Editor’s Note: The DigitalGlobe 2018 Australia Sustainability Hackathon aimed to address Australia’s most conflicting issues surrounding mining, agriculture and environmental sustainability using machine learning and satellite imagery. This blog post is written by the team given the Innovation Award for developing a solution that resonated across the three categories.
The advent of machine learning and access to readily available Earth satellite imagery is fostering big data solutions that unlock valuable insights. Earlier this year, Maxar’s DigitalGlobe hosted the 2018 Australia Sustainability Hackathon to leverage the opportunities provided by geospatial big data and high-resolution satellite imagery.
When we learned of the competition, we identified an overlap between the issues that the Hackathon Challenge was addressing and the issues that we were investigating as part of our Honours Project at The University of Adelaide. The project is a requirement for the final year of Bachelor of Electrical and Electronic Engineering (Honors) and is sponsored by Consilium Technology.
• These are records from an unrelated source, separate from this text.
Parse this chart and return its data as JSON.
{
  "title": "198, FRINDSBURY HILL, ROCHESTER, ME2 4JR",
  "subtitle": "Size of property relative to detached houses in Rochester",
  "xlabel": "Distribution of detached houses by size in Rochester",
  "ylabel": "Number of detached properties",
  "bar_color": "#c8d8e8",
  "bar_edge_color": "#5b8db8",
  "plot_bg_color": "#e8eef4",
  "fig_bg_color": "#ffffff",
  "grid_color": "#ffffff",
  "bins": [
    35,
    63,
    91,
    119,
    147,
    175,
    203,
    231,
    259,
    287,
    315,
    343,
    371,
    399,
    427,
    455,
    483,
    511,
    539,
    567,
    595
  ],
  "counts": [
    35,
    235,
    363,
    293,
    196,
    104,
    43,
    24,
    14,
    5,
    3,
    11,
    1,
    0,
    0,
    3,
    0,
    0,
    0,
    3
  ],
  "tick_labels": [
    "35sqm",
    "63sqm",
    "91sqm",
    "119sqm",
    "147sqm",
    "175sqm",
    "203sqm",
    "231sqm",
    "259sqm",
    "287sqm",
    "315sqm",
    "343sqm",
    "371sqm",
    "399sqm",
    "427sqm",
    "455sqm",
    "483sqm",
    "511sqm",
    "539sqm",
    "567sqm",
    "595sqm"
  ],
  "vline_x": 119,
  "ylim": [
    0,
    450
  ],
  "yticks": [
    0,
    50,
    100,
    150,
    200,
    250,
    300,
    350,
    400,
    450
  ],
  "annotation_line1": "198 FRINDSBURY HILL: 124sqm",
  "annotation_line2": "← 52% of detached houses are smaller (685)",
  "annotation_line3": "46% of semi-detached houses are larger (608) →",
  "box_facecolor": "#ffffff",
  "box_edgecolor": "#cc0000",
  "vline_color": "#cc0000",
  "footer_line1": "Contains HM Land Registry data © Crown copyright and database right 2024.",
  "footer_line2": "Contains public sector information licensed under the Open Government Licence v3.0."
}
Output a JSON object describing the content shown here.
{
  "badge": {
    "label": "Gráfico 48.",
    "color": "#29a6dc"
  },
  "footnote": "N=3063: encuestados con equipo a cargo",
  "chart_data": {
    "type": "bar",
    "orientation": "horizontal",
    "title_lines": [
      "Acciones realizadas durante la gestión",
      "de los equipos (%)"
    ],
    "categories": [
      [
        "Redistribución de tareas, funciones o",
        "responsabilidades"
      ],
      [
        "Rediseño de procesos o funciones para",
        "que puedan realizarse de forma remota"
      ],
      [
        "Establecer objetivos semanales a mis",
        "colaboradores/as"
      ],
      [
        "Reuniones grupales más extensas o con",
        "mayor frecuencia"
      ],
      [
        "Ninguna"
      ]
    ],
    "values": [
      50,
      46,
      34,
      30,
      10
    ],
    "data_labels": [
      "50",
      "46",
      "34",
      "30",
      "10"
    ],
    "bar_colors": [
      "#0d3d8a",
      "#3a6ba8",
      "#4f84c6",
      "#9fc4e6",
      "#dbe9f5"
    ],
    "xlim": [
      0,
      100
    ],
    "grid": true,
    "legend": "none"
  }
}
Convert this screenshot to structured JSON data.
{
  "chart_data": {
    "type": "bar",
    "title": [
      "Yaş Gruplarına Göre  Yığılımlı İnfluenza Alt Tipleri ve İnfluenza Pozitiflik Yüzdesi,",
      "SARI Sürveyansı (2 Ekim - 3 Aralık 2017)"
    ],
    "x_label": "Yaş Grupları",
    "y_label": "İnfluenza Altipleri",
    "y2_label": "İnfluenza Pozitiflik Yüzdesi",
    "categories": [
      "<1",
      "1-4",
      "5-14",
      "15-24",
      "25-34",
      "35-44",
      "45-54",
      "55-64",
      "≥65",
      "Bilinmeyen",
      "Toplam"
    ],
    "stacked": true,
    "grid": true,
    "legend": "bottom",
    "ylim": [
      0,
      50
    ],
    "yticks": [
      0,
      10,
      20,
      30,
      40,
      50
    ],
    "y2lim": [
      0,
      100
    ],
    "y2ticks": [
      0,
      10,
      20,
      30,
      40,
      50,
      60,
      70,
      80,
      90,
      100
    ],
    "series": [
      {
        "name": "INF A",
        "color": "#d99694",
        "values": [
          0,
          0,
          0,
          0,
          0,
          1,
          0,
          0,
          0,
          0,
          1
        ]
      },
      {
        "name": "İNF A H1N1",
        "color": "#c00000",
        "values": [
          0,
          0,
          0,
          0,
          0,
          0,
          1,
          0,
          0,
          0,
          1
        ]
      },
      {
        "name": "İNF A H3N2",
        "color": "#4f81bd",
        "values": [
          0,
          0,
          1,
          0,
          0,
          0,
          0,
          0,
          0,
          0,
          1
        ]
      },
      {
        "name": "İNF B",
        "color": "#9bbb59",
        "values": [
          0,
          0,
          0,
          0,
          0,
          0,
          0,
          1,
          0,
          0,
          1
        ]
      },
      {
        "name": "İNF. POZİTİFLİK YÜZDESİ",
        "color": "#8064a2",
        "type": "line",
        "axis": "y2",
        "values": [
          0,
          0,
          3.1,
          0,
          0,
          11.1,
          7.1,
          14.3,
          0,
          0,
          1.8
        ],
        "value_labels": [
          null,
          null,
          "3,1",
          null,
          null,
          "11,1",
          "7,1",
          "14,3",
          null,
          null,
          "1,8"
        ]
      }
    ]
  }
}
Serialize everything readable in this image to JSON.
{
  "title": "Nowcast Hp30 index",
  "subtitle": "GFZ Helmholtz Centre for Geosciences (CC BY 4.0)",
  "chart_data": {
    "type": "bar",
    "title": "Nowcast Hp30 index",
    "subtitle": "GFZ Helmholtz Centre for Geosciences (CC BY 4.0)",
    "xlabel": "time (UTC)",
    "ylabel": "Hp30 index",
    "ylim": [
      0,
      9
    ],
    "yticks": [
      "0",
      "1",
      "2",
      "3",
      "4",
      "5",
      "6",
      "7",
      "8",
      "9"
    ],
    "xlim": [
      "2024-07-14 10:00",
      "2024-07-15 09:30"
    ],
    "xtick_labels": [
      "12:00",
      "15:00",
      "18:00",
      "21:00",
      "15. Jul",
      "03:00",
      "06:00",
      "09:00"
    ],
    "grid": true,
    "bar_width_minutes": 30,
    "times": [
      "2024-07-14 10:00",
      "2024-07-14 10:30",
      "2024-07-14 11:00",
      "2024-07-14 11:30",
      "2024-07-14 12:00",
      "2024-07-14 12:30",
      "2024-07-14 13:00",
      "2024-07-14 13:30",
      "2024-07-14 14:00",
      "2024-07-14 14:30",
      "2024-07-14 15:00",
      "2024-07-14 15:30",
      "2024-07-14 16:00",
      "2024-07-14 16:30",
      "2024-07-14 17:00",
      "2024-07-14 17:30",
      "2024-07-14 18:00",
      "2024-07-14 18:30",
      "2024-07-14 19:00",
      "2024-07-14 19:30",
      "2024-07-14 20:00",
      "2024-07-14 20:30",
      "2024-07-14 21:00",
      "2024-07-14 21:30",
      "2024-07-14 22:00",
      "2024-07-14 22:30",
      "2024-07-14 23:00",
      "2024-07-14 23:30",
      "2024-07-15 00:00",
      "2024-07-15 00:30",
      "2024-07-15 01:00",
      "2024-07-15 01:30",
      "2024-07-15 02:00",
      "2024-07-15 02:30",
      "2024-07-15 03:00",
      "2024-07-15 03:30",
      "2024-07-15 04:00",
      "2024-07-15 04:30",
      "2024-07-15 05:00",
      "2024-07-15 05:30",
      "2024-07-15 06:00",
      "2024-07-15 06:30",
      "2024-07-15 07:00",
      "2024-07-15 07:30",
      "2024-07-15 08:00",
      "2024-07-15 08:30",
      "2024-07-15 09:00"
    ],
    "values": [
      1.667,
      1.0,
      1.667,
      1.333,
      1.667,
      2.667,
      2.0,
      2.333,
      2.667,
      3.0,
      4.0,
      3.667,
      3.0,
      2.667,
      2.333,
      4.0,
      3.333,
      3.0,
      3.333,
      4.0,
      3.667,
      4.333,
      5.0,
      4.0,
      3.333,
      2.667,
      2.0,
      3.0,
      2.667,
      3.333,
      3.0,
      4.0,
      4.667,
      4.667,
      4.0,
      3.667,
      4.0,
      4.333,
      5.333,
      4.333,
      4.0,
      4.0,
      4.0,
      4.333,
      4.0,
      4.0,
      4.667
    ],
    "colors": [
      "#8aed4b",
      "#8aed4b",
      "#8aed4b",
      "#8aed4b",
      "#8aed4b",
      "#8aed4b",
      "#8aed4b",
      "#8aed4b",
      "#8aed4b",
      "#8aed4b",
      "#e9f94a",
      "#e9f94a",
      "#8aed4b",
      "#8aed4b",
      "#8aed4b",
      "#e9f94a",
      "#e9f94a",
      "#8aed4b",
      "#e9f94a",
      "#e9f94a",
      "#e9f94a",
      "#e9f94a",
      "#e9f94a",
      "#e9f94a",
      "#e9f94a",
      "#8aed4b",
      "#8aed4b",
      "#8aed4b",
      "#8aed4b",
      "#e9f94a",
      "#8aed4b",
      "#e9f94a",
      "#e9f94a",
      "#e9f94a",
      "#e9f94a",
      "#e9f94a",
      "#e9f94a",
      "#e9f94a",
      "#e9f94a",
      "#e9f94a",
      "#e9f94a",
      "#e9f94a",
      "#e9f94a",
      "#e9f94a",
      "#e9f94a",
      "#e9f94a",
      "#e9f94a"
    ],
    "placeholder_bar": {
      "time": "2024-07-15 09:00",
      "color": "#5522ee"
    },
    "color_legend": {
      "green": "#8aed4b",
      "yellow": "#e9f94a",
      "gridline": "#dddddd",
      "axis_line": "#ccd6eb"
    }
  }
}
Although the Hackathon asked for solutions in the mining, agricultural and/or environmental industries, we decided our project focused on an issue that affects all of those categories – the availability and frequency of high-resolution Earth observation imagery.
Australia faces a unique set of challenges, unlike any other continent or country, due to its geographical diversity, scale, and variable climate. Because Australia is one of the largest nations on Earth, it is expensive to capture high-resolution images of its entirety at a frequency desired by many leading geospatial insight services, such as Consilium Technology’s GAIA (Geospatial Artificial Intelligence for Agriculture). However, low-resolution satellites collect new imagery of the entire continent much more often – and it’s typically free of cost, like ESA’s Sentinel imagery.
Our project aims to create a machine learning algorithm that can predict what a low-resolution satellite image would look like if it was a higher resolution image. We artificially generate the higher resolution image by training the algorithm to compare DigitalGlobe’s WorldView imagery and Sentinel-2 imagery – and creating an output that is a higher resolution version of the Sentinel-2 image.
To put it simply, the rationale for our approach was to combine the information from the two satellite constellations, and utilize machine learning to recreate what a higher resolution image might look like at a time when a high-resolution image is not available (the generated image is based on an existing low-resolution image).
The results that have been derived from our Honors Project to date have been impressive. Our project differs from traditional super-resolution problems in that a machine learning algorithm is improving the resolution of Sentinel-2 satellite imagery from 10 m to 45 cm. By applying the algorithm, which was trained on high-resolution imagery, to a low-resolution image, we can predict a lot of the finer-grain details in the image. The outcomes of our systems are only expected to improve over time, as additional data will enable our machine learning algorithms to continually improve its predictions.
All of the hackathon submissions were assessed against various criteria, including the use of machine learning and contribution to open algorithms. We were very excited to find out that our project had won the Innovation Award.
High-resolution imagery is used to monitor crop health in the agriculture industry, generate road maps automatically, and monitor mine site safety in the mining industry. The innovation of our project is that our results are applicable across a variety of domains, as the need for frequent access to high-resolution imagery is industry agnostic.